Indefinite Deferral

I went to the law school today to donate blood. It’s been a bit more than a year since the last time I went. I had been to India recently, and there is, they tell me a chance I might have malaria. If I don’t develop signs of malaria in the next year, I’m allowed to come back.

Fast-forward to right about now (actually, about 13 hours ago). I walk in, they ask me some preliminary questions (all “no”) they stick my finger (hemoglobin test), take my blood pressure (121/80), etc etc. Then, I answer all the questions — questions which have changed since I have last given blood.

The red cross guidelines now (as of October 2001) state:

who has lived in any European country or combination of countries (including the United Kingdom) for a cumulative total of six months since 1980

The fear is that Creutzfeldt-Jakob Disease will slip into the US blood supply. This is understandable. I’d feel better, though, if our blood supply was guarded by something other than some simple questions asked to donors. The nurse who took my information told me that she had turned away 5 people (including me) since they’d opened at 9AM. I arrived at 10:30. I can’t imagine how many people with viable blood they must be turning away.
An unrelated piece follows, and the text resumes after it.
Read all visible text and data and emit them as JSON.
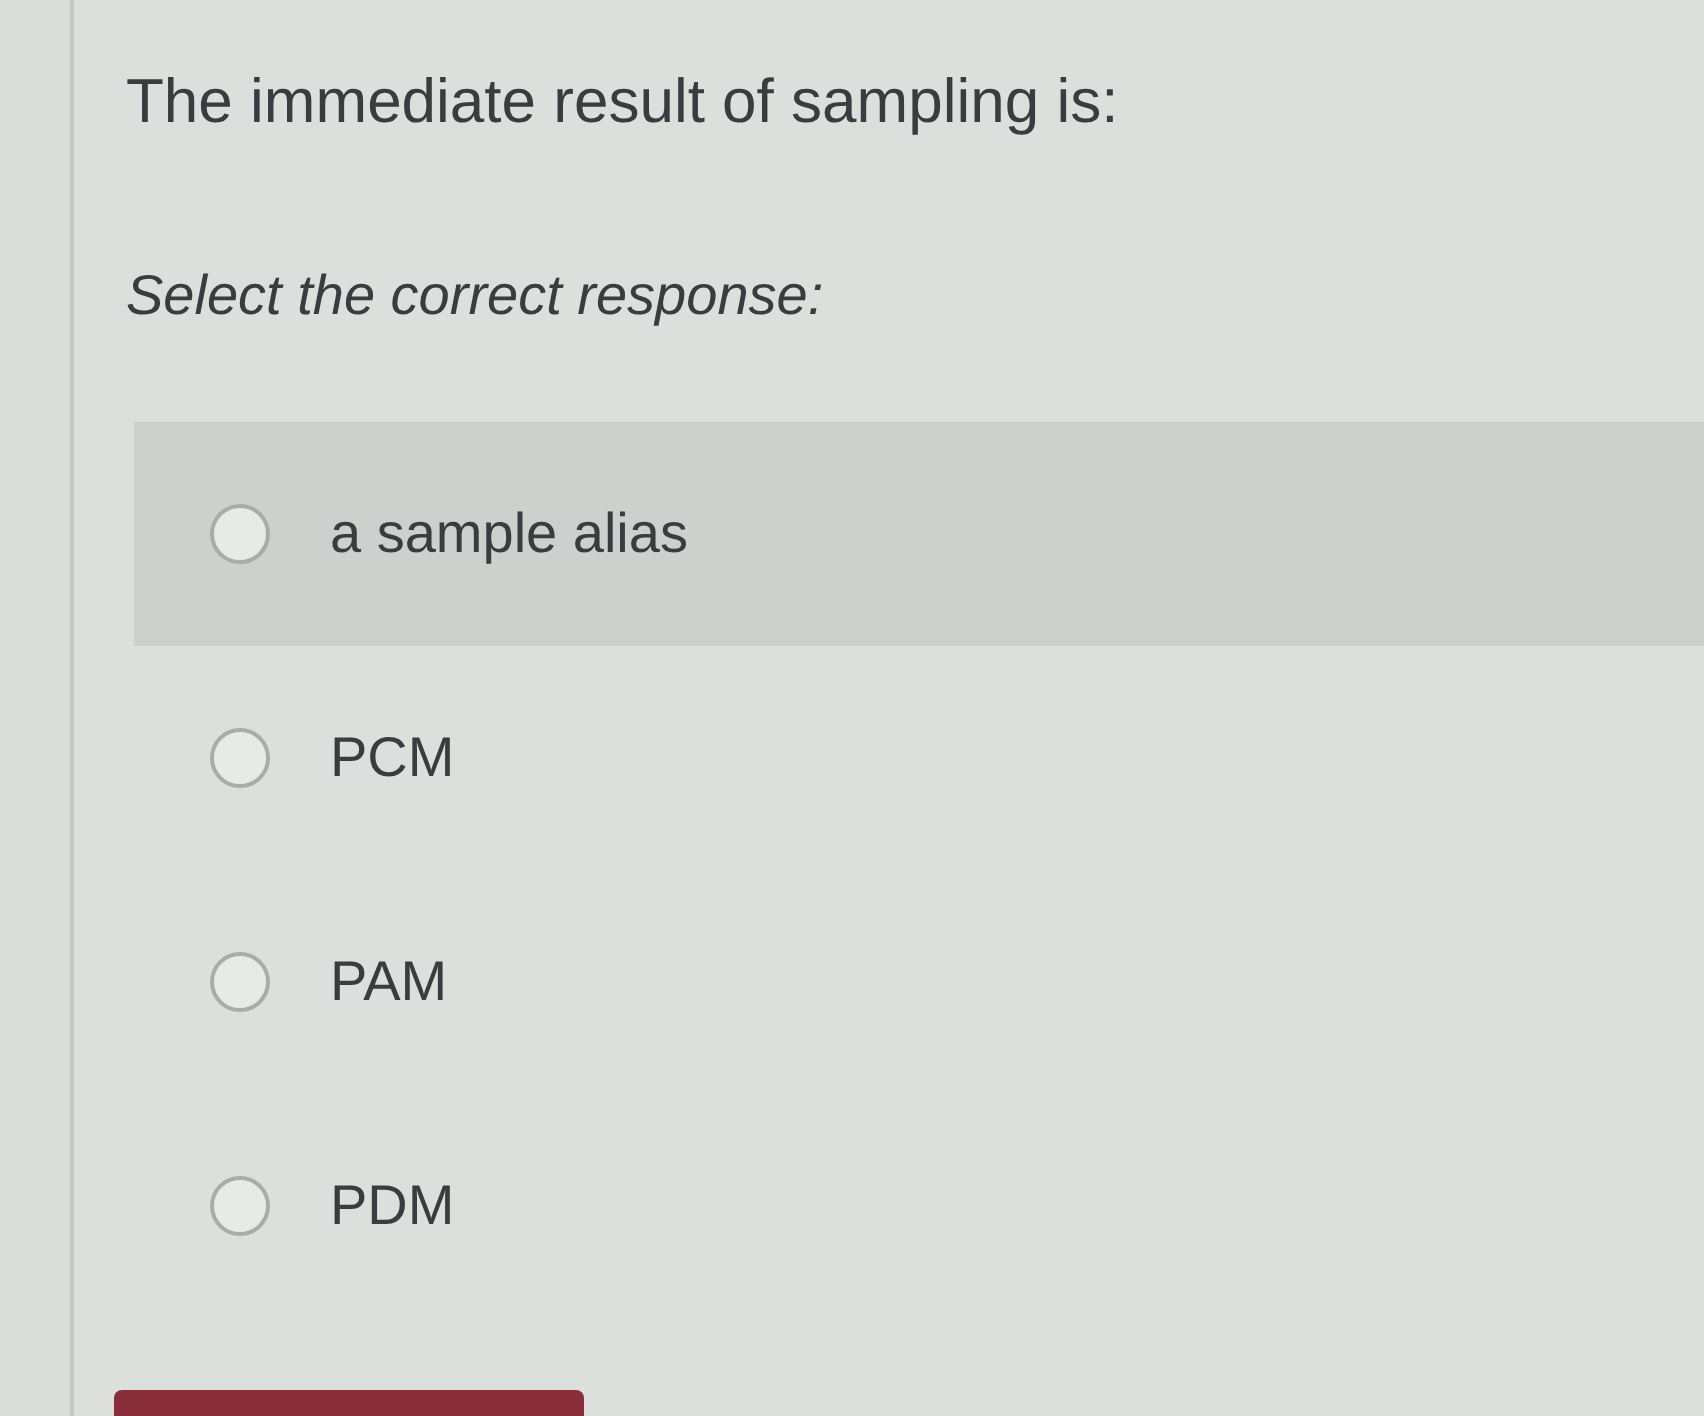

So, some random person can go to europe for a month, contract CJD, and then donate blood? Which they can’t screen? What? Granted, the likelihood of this is low: According to the CDC, the annual incidence of CJD is “1 case per million persons in the United States.”

Jeez. I’m sortof mad, but I also see their point. They don’t want to infect the blood supply: hence, the restriction. At the same time, I’m not really convinced that their safety measures keep us any safer. What I can say is that they’re keeping a sizeable number of the blood-donating public from donating.

It doesn’t help that, as a country, we’re complete asshats about it. the US is refusing to introduce mandatory BSE testing of all slaughtered cows, a point of contention with the japanese:

Although Japanese consumers are saying they want to buy beef that has undergone blanket testing, the U.S. is saying that this is unnecessary and that they should buy U.S. beef that has only been checked if the cow was at least 30 months old.

A US firm (with its business interests in mind) “suggested that blanket testing only be introduced for beef for export to Japan.” the US denied the request. Ostensibly, because it would put undue burden on other firms wanting to sell to Japan. Which won’t buy our untested beef.

Is this the answer to our blood shortage? Or our (kind-of-nonexistent) CJD/BSE problem? Is this how to eradicate a disease? Especially when the mortality rate is below influenza (36,000 deaths per year), and almost any other disease I care to name. I’m not convinced.

Categorized as Journal Tagged


  1. Yeah, experiments have shown that it can be transferred via blood transfusions. I don’t think it’s been demonstrated in humans, but it is possible.